The account preserved to us in Lucian of the Christian communities of Judea in the later half of the second Century would seem to bear out this opinion. Lucian says: "The activity of these people in dealing with any matter that affects their community is something extraordinary. They spare no trouble, no expense. Peregrine all this time was making quite an income on the strength of his bondage. Money came pouring in. You see these misguided creatures start with the general conviction that they are immortal for all time, which explains the contempt of death and voluntary self devotion which are so common among them and then it was impressed upon them by their original law giver that they are all brothers from the moment that they are converted and deny the gods of Greece and worship the crucified sage and live after his laws.
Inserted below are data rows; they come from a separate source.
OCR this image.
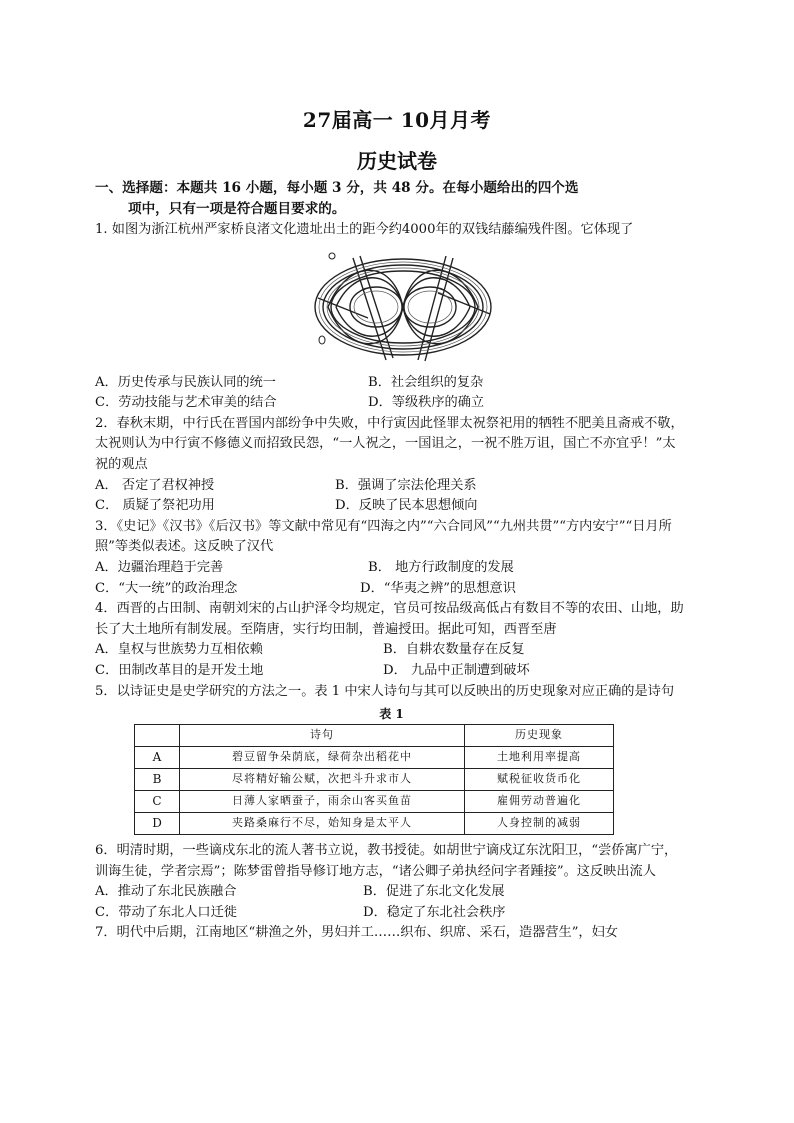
27届高一 10月月考
历史试卷
一、选择题：本题共 16 小题，每小题 3 分，共 48 分。在每小题给出的四个选
项中，只有一项是符合题目要求的。
1. 如图为浙江杭州严家桥良渚文化遗址出土的距今约4000年的双钱结藤编残件图。它体现了
A．历史传承与民族认同的统一	B．社会组织的复杂
C．劳动技能与艺术审美的结合	D．等级秩序的确立
2．春秋末期，中行氏在晋国内部纷争中失败，中行寅因此怪罪太祝祭祀用的牺牲不肥美且斋戒不敬，太祝则认为中行寅不修德义而招致民怨，“一人祝之，一国诅之，一祝不胜万诅，国亡不亦宜乎！”太祝的观点
A． 否定了君权神授	B．强调了宗法伦理关系
C． 质疑了祭祀功用	D．反映了民本思想倾向
3．《史记》《汉书》《后汉书》等文献中常见有“四海之内”“六合同风”“九州共贯”“方内安宁”“日月所照”等类似表述。这反映了汉代
A．边疆治理趋于完善	B． 地方行政制度的发展
C．“大一统”的政治理念	D．“华夷之辨”的思想意识
4．西晋的占田制、南朝刘宋的占山护泽令均规定，官员可按品级高低占有数目不等的农田、山地，助长了大土地所有制发展。至隋唐，实行均田制，普遍授田。据此可知，西晋至唐
A．皇权与世族势力互相依赖	B．自耕农数量存在反复
C．田制改革目的是开发土地	D． 九品中正制遭到破坏
5．以诗证史是史学研究的方法之一。表 1 中宋人诗句与其可以反映出的历史现象对应正确的是诗句
表 1
	诗句	历史现象
A	碧豆留争朵荫底，绿荷杂出稻花中	土地利用率提高
B	尽将精好输公赋，次把斗升求市人	赋税征收货币化
C	日薄人家晒蚕子，雨余山客买鱼苗	雇佣劳动普遍化
D	夹路桑麻行不尽，始知身是太平人	人身控制的减弱
6．明清时期，一些谪戍东北的流人著书立说，教书授徒。如胡世宁谪戍辽东沈阳卫，“尝侨寓广宁，训诲生徒，学者宗焉”；陈梦雷曾指导修订地方志，“诸公卿子弟执经问字者踵接”。这反映出流人
A．推动了东北民族融合	B．促进了东北文化发展
C．带动了东北人口迁徙	D．稳定了东北社会秩序
7．明代中后期，江南地区“耕渔之外，男妇并工……织布、织席、采石，造器营生”，妇女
All this they take quite on trust with the result that they despise all worldly goods alike, regarding them merely as common property."[16]

In Tertullian we find the same contradiction as regards private ownership and communism which has already been noted in Justin. The contradiction is more glaring, but possibly the explanation of the real situation is similar. The following two extracts from the same chapter bring this contradiction out in high relief: "Family possessions which generally destroy brotherhood among you, create fraternal bonds among us. One in mind and soul, we do not hesitate to share our earthly goods with one another. All things are common among us but our wives." "On the monthly collection day, if he likes, each puts in a small donation; but only if it be his pleasure and only if he be able, for there is no compulsion, all is voluntary."[17]